Pentagon officials are providing an overview of major ecosystem components and upcoming regulations for the Cybersecurity Maturity Model Certification program in a new recorded video posted in advance of a Feb. 26 public comment deadline for the first rulemaking and eight draft guidance documents.
The Defense Department issued the first proposed rule to implement the CMMC program on Dec. 26. The 234-page rulemaking outlines the Pentagon’s process for assessments, CMMC ecosystem roles and the flow down of CMMC requirements through the supply chain.
The video is designed to “improve the understanding” of DOD’s proposed requirements for the CMMC program and to “increase the impact of the public comment period,” according to DOD official Gurpreet Bhatia who gave opening remarks. The CMMC program is based in the DOD office of the CIO.
Bhatia in the video said DOD wants to “get comments that clearly articulate your perspective so that the department can address those key concerns in the final rule.”
DOD posted the video on Thursday as part of a news story on its website.
Bhatia is DOD principal director for cybersecurity and deputy chief information security officer. The video also features Stacy Bostjanick, chief of defense industrial base cybersecurity; Buddy Dees, director of the CMMC Program Management Office; Diane Knight, acquisition and rulemaking lead at the CMMC PMO; and Jen Henderson of the Defense Contract Management Agency.
The first CMMC rule amends Title 32 of the Code of Federal Regulations. Knight said the office of the Pentagon acquisition chief is leading work on a second proposed rule that amends the Title 48 of the Code of Federal Regulations, which is the Defense Federal Acquisition Regulation Supplement.
Knight said, “We anticipate the proposed DFARS rule will be published for public comment this year.”

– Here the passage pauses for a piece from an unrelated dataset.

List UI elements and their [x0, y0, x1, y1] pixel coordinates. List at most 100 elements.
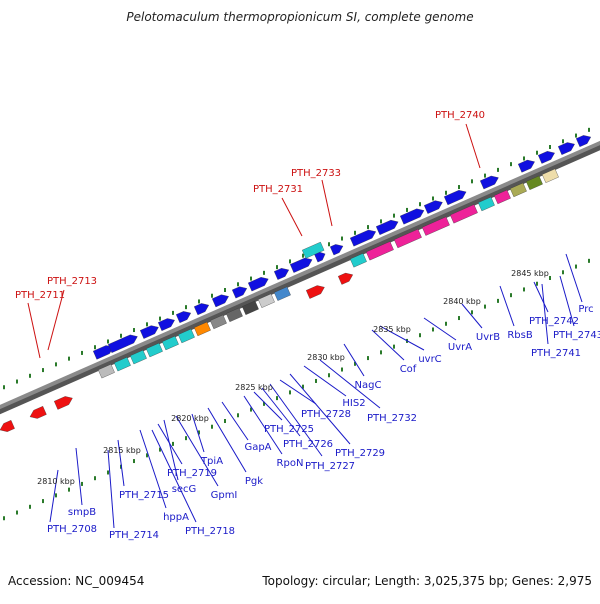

The first CMMC rule details the Pentagon’s plan for a four-phase rollout of CMMC requirements in defense contracts.
Knight said the two final rules will be published in the Federal Register with “associated effective dates” that are “concurrent.”
She noted that contractors are currently required under DFARS 252.204-7012 to meet the 110 security requirements in NIST Special Publication 800-171. Level two of the CMMC program is aligned with NIST 800-171 and level three adds on 24 security requirements from NIST 800-172.
“The CMMC DFARS clause will require CMMC assessment to verify that the respective CMMC level requirements are implemented,” Knight said. CMMC will require an assessment prior to a contract award, Knight said, and the contractor needs to maintain their CMMC assessment status through out the “contract performance period.”
Dees spoke about the broader CMMC ecosystem including the roles and responsibilities outlined the proposed rule for the CMMC PMO, the CMMC Accreditation Body, the CMMC Assessor and Instructor Certification Organization, DCMA’s Defense Industrial Base Cybersecurity Assessment Center and CMMC third-party assessment organizations.
Dees also walked through three CMMC assessment levels and associated requirements.
At level one, contractors will need to meet all 15 requirements for handling federal contract information.
Level three assessments will be conducted by the DIBCAC, Dees explained. However, he said a contractor must achieve a CMMC level two certification by a C3PAO first where they meet all 110 requirements from NIST 800-171.
The 32 CFR rule allows contractors to have a plan of action and milestones at CMMC level two. It contains a 180-day closeout period for meeting the remaining security requirements.
If not closed out, Henderson said, “Conditional certification will expire and normal contractual remedies will apply.”
Knight presented on the timeline for the 32 CFR rule, explaining how the CMMC PMO will draft the final rulemaking and complete comment adjudication when the comment period closes.
Knight said the final rule will go to the Small Business Administration for review after it is cleared by the DOD Office of the General Counsel.
The DOD regulatory process officer needs to approval the rulemaking and then it will be sent to the White House Office of Management and Budget for the interagency review and approval process, which DOD estimates could take 90 days.
The final rule will be published in the Federal Register and then needs to complete Congressional Review Act requirements, which means that there is a mandatory 60 days before the rule can become effective, according to Knight.
Knight said, “The objective timeline for implementing contractor compliance with CMMC requirements has been and remains fiscal year 2025.”